A mudra is a placing of the hands in a certain way to regulate energy flow and redirect energy to a particular area of the body. Angeli mudra is a greeting used in yoga and it is often used with the word Namaste. Namaste has many definitions, and my favorite is, “the light in me bows to the light in you.” We use angeli mudra often at the beginning and the end of yoga class and it is also used in certain yoga poses, most typically tadasana (mountain pose) and vrksasana (tree pose) as a way of centering oneself in the body. Angeli mudra is a way of aligning our mind, our feelings and our actions by bringing the left and right sides of the body and the mind into the heart center. Angeli can help to open the heart, reduce stress, and calm the mind. We can begin to do angeli mudra, seated, by finding an easy comfortable seat.
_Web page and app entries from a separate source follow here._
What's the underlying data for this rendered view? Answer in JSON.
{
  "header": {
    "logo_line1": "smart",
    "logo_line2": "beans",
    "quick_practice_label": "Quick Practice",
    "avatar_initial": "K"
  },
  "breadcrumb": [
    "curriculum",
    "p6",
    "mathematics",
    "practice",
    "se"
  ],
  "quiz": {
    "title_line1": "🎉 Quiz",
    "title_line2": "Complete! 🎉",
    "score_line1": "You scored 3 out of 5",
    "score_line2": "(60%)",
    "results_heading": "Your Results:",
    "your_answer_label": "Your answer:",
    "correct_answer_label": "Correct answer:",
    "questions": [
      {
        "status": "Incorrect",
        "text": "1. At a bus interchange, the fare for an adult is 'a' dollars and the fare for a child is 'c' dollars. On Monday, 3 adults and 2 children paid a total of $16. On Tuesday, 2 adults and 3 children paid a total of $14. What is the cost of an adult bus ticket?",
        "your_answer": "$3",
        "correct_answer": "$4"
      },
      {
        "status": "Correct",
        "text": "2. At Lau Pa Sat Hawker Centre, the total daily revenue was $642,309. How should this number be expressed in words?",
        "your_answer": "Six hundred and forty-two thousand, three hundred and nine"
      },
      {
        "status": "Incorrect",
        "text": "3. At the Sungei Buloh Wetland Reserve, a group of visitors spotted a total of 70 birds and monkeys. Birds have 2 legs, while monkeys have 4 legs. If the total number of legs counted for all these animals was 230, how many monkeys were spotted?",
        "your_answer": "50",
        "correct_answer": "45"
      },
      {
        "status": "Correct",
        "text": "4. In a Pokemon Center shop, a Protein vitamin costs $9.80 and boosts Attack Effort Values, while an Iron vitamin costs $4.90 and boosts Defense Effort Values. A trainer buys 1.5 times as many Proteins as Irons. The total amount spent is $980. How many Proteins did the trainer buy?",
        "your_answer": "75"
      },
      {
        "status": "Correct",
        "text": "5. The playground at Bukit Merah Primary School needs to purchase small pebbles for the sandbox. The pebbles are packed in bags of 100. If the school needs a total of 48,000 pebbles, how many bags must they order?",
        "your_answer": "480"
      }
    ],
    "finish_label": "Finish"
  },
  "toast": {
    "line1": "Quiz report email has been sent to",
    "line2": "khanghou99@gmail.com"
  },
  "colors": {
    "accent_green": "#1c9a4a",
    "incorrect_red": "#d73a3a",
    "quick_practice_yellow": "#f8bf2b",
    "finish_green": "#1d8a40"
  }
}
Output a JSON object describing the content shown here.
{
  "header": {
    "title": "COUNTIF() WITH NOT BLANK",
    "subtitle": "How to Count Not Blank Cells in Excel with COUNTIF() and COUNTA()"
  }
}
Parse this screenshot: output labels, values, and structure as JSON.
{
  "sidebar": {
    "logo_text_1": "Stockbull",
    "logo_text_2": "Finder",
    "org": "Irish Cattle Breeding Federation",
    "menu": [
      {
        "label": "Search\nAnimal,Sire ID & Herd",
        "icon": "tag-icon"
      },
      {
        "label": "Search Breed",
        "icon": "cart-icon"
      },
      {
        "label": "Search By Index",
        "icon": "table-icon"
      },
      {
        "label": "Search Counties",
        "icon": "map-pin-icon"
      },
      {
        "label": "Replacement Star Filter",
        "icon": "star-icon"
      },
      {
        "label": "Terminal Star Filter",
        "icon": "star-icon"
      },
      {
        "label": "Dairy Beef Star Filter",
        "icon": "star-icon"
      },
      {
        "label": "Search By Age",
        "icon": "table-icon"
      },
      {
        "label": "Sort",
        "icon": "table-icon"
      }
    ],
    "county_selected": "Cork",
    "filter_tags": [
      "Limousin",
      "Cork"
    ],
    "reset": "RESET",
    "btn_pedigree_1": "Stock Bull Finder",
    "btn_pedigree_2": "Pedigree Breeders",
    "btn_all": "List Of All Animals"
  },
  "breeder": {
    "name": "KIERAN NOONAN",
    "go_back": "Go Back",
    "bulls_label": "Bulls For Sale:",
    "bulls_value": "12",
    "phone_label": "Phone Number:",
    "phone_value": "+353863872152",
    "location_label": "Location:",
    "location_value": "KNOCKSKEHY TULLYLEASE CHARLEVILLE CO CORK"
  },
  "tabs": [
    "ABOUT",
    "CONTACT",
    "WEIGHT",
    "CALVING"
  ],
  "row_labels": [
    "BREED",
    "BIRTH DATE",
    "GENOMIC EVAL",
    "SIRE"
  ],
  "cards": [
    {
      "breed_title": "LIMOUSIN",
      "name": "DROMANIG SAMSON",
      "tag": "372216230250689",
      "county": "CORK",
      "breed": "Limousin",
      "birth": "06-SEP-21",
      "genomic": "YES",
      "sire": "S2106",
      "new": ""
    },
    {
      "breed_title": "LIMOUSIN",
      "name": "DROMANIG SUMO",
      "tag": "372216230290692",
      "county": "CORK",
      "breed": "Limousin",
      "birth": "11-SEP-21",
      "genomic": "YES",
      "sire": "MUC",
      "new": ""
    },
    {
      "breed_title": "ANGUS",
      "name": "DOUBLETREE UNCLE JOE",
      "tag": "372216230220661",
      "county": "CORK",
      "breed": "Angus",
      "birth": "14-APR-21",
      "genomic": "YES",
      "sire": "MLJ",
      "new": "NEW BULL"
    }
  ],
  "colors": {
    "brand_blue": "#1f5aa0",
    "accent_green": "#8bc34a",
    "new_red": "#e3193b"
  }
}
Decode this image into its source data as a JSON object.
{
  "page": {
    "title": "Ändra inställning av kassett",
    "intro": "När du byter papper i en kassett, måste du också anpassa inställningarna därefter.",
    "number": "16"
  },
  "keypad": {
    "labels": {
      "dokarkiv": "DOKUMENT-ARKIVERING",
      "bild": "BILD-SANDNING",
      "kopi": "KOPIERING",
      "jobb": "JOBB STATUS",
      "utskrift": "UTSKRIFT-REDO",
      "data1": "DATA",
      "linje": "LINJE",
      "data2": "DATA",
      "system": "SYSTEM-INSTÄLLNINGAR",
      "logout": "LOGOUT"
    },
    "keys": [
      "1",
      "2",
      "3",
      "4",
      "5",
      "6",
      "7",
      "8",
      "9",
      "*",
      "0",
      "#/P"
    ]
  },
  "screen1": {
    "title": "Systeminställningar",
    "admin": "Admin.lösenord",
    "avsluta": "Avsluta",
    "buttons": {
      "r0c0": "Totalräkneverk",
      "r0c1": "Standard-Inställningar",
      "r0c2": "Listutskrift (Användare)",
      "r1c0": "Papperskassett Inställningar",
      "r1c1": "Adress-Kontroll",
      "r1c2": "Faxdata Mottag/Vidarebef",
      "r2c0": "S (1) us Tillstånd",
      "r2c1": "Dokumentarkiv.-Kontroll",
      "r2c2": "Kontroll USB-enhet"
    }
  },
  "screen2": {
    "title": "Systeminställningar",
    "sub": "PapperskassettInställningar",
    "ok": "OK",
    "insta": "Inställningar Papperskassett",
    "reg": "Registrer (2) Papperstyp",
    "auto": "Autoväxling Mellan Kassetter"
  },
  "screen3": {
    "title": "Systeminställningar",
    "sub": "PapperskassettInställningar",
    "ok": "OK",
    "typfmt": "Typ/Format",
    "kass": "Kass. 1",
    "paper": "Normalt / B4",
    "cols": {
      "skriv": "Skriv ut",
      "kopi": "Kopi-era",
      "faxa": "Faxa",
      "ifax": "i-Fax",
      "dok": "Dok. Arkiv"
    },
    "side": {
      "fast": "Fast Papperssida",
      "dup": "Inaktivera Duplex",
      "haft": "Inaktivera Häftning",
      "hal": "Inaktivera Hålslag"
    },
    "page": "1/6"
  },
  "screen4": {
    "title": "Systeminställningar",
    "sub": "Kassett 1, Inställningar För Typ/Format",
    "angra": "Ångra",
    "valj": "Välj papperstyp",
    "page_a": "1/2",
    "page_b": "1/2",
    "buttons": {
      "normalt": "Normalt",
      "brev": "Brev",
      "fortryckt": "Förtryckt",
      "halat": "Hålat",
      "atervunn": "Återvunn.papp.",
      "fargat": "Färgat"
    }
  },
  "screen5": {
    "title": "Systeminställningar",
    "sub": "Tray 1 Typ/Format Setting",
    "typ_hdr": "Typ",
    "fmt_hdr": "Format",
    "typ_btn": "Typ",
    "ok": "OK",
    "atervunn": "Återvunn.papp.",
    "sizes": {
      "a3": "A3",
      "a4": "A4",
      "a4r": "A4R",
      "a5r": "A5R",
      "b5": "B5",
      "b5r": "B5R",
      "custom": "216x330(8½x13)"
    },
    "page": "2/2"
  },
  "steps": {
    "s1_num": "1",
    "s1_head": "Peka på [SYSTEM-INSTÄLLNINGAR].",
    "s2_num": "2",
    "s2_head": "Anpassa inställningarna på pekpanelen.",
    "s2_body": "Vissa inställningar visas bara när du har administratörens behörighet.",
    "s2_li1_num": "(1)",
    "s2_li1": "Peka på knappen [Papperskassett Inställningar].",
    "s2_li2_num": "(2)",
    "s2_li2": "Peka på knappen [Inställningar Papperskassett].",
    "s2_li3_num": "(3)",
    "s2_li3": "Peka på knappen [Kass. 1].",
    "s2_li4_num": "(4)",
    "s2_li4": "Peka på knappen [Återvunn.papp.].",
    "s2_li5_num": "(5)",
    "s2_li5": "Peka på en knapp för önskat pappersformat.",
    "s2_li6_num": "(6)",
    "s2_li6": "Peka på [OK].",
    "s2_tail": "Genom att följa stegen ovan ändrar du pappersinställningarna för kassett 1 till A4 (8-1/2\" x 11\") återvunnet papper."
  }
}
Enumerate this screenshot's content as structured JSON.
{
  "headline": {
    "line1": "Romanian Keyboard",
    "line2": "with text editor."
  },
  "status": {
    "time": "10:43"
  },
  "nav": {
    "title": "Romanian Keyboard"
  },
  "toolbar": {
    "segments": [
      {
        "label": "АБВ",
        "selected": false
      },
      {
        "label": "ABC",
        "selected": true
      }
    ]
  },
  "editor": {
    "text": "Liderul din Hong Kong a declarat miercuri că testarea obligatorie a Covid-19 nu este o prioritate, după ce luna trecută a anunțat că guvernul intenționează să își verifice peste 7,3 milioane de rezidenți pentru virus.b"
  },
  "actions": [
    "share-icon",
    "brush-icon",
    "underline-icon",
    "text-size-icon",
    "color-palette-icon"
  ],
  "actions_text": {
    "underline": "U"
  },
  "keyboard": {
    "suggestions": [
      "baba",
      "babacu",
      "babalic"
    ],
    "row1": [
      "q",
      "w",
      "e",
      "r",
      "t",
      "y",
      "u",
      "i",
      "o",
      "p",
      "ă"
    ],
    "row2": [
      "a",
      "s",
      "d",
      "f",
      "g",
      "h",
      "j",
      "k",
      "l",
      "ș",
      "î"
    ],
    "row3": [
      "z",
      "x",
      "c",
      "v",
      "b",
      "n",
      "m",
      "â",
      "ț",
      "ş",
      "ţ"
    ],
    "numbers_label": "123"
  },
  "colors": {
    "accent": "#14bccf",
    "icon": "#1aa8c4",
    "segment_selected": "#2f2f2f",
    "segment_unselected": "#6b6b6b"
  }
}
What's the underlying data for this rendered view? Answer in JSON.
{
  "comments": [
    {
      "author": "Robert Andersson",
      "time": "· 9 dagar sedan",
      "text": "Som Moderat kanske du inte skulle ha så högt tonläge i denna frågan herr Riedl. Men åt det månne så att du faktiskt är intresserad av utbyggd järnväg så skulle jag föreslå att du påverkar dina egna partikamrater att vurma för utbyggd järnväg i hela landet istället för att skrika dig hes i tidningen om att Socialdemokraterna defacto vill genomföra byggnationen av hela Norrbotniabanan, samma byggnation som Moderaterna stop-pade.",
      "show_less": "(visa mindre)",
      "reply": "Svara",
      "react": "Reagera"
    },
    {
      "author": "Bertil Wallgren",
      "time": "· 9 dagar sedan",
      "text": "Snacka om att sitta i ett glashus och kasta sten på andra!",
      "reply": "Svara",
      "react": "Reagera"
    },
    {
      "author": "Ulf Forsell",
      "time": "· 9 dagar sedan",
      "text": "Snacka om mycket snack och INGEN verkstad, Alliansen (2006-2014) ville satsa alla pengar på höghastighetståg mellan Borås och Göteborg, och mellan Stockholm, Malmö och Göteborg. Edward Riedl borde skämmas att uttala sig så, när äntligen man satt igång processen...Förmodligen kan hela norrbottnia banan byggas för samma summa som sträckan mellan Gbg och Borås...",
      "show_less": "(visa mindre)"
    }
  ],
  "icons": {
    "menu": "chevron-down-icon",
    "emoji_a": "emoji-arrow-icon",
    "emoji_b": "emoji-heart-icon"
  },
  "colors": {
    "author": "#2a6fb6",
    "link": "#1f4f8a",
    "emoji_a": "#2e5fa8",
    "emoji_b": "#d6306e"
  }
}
Bring the palms together in front of the heart, with the palms resting lightly together and the thumbs resting lightly on the sternum. Rather than pressing palms into each other, leave a very slight opening where you can imagine placing an intention or wish for yourself or for the world. You may lower your chin slightly toward the heart and say Namaste. You might also try saying softly to yourself, “I have arrived. I am home.”